Is desire bad? Some religious and spiritual teachings seem to say it’s how individuals and communities get themselves into trouble.
But even some religious leaders have said we need desire. Desire is part of who we are as humans. It is part of our motivation to do the good that we do, as well as the bad.
As a deeply, wildly, intensely passionate person, I think about this a lot. And the way I see it, things boil down this way:
Extreme, mindless desire can derail a life, a family, a community, a nation, a hemisphere, a world. Extreme, mindless, unmitigated desire creates a Bernie Madoff, a mortgage crisis, a Holocaust.
These are the low desires. The venal, me-first-everybody-out-of-my-way-I’m-coming-through desires. You see it not just in global issues but in the rude, careless, dismissive ways people treat one another on the road, in stores, at work, even at home.
Low desire can manifest, too, in self-destructive urges like addiction. The addict who cares more about her next binge or score or hit than anyone or anything, she’s succumbing to low desire. Cravings, those gut-punching, mind-bending thoughts that you have to have it (whatever it is) right now or you’ll die are extreme, physical manifestations of this low desire.

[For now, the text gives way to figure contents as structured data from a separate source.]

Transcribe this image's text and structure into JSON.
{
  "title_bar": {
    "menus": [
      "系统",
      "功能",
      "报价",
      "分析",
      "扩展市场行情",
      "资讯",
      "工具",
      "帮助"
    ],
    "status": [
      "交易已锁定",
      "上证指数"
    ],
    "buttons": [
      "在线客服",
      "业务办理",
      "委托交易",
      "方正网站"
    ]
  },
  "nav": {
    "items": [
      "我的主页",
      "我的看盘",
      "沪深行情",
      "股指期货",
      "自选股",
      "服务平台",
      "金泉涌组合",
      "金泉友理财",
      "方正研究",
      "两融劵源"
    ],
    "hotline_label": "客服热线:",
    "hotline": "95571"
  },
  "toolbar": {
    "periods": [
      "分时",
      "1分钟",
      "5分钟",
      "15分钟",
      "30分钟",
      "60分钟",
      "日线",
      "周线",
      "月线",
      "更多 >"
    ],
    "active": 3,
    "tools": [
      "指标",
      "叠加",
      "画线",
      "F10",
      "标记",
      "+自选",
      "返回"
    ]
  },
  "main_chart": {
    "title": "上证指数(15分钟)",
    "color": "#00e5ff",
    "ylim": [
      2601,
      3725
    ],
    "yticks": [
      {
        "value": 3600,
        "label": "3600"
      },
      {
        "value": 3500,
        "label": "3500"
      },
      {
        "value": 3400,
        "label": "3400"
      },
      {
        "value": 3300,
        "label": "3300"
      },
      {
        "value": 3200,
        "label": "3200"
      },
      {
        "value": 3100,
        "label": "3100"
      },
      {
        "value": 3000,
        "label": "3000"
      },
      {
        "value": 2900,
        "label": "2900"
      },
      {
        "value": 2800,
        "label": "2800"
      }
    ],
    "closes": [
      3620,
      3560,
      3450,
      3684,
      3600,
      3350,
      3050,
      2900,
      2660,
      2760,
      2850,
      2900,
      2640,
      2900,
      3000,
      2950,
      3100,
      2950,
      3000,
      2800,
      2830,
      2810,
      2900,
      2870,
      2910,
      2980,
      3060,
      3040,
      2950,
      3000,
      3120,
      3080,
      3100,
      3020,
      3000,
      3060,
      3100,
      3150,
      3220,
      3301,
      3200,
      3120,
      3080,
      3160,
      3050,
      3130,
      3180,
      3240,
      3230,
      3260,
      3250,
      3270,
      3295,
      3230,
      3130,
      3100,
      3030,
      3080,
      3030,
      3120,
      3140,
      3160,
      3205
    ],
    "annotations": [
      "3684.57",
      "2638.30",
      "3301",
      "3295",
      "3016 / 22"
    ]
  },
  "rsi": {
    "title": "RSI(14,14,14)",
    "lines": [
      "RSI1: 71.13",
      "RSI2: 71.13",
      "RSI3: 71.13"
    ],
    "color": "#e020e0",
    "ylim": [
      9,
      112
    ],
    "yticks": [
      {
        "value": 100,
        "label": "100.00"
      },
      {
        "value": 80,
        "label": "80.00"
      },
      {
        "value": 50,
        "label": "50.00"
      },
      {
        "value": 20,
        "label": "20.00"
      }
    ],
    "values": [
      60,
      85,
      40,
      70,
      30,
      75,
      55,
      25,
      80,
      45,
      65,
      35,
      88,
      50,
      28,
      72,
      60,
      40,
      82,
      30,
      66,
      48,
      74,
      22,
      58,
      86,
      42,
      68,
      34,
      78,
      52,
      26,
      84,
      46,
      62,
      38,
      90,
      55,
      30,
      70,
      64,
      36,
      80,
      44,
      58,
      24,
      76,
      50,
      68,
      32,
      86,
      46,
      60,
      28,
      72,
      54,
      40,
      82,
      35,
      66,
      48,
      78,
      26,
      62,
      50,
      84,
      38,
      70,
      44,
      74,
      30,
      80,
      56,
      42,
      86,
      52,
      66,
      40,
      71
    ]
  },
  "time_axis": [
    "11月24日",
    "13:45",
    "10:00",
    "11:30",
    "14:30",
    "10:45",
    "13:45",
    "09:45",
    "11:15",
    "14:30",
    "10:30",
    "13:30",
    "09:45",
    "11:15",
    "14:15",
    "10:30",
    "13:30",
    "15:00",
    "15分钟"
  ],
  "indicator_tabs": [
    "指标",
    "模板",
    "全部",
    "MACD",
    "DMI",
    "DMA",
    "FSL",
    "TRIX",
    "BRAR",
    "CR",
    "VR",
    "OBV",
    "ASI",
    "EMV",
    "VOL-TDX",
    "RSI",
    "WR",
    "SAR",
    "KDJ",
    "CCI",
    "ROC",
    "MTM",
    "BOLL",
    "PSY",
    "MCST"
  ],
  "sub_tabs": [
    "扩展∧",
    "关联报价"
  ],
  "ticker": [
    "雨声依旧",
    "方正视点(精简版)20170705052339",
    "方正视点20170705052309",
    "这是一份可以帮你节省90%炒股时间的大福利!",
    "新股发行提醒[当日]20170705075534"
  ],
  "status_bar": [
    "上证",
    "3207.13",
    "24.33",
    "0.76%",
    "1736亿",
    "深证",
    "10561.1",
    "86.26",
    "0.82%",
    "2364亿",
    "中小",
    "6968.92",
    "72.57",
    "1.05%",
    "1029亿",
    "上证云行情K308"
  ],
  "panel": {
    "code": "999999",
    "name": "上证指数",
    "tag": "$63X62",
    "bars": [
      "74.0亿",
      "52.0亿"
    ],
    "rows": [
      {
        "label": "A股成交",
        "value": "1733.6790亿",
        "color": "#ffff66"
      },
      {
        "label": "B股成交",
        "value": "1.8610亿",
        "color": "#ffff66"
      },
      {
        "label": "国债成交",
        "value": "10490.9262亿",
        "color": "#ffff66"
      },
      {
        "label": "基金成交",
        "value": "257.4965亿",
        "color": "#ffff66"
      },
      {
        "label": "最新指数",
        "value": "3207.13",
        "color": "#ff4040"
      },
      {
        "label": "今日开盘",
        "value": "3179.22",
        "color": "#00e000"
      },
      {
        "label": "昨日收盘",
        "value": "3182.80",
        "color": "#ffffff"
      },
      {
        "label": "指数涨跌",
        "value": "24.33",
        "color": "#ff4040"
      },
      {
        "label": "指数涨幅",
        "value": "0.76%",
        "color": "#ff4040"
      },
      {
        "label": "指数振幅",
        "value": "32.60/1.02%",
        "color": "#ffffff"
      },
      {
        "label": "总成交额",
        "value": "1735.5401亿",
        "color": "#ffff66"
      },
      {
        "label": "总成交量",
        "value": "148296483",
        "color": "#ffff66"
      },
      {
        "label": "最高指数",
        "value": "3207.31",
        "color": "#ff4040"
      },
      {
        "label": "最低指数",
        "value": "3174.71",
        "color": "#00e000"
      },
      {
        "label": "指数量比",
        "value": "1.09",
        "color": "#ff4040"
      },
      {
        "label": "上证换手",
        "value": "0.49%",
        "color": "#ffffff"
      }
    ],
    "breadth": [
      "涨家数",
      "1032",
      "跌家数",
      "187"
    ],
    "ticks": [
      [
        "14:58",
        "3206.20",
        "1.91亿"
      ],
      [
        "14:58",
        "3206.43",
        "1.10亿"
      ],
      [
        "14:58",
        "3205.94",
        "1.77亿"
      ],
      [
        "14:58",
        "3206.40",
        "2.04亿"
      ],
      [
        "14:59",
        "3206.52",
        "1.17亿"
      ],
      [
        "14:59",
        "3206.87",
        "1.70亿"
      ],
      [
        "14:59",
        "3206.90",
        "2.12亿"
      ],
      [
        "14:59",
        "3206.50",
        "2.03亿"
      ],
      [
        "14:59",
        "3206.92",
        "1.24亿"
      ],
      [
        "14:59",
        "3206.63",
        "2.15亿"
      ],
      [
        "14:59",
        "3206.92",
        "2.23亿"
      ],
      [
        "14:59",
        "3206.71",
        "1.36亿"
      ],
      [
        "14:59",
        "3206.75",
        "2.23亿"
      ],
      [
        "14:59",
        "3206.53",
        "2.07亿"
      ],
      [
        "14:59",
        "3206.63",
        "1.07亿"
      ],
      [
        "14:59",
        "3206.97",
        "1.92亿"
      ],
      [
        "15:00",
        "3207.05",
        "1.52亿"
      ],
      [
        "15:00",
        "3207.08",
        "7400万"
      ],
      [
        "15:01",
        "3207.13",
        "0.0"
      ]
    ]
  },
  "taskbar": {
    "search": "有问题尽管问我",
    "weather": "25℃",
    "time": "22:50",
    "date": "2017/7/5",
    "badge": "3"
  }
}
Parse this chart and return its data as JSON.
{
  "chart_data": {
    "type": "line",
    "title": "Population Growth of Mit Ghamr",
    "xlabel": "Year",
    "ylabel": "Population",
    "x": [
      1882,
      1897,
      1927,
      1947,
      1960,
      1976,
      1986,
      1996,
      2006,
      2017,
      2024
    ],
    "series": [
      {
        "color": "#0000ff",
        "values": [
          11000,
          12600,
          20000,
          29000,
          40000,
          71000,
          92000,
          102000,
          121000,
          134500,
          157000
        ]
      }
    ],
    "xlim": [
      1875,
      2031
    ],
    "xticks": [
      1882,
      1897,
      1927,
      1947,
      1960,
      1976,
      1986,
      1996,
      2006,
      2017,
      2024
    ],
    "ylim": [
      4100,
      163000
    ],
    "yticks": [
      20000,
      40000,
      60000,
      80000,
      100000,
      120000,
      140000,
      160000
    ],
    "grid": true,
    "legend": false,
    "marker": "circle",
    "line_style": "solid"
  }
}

But there is also high desire. It is characterized by the passion to help others, live with integrity, do the right thing, share privilege, use no more resources than you need, and work for the greater good. It is also, not only in my experience and observation, but in the science of developmental psychology, characterized by the born-in passion to connect with a source of power and guidance bigger, grander and more mysterious that a solo individual.
We all have both kinds of desires in us. We all have seeds of war and seeds of peace. Which will we water?
When we feel into and channel our higher desires, starting with the yearning to listen to and heed the inner guidance, lovely things happen. Following my higher yearning helped me to be a good enough mom, though I had a lot of early mis-training to overcoming. It has helped me write words of healing and hope over the years, including my recent book The Hungry Ghost, about how I healed from binge-eating and how others can too.
And it helps me now, as I ask the Universe to show me, just for today, what can I do to increase the peace? How can I help myself and then others transform irritation, pain and trauma for the greater good?
These, I hope you’ll agree, are desires to be fed and shared. When we pool our desires good things happen. Babies are born and nurtured. Crops are sowed, reaped and brought to market. Broken families reunite. Illness and injury heal. Friends discuss misunderstandings and clear the air. Enemies make eye contact, shake hands and lay down their arms.
High desires, well nurtured and mindfully directed, enable us to walk through this day, doing as little harm as humanly possible and, maybe, doing a little good.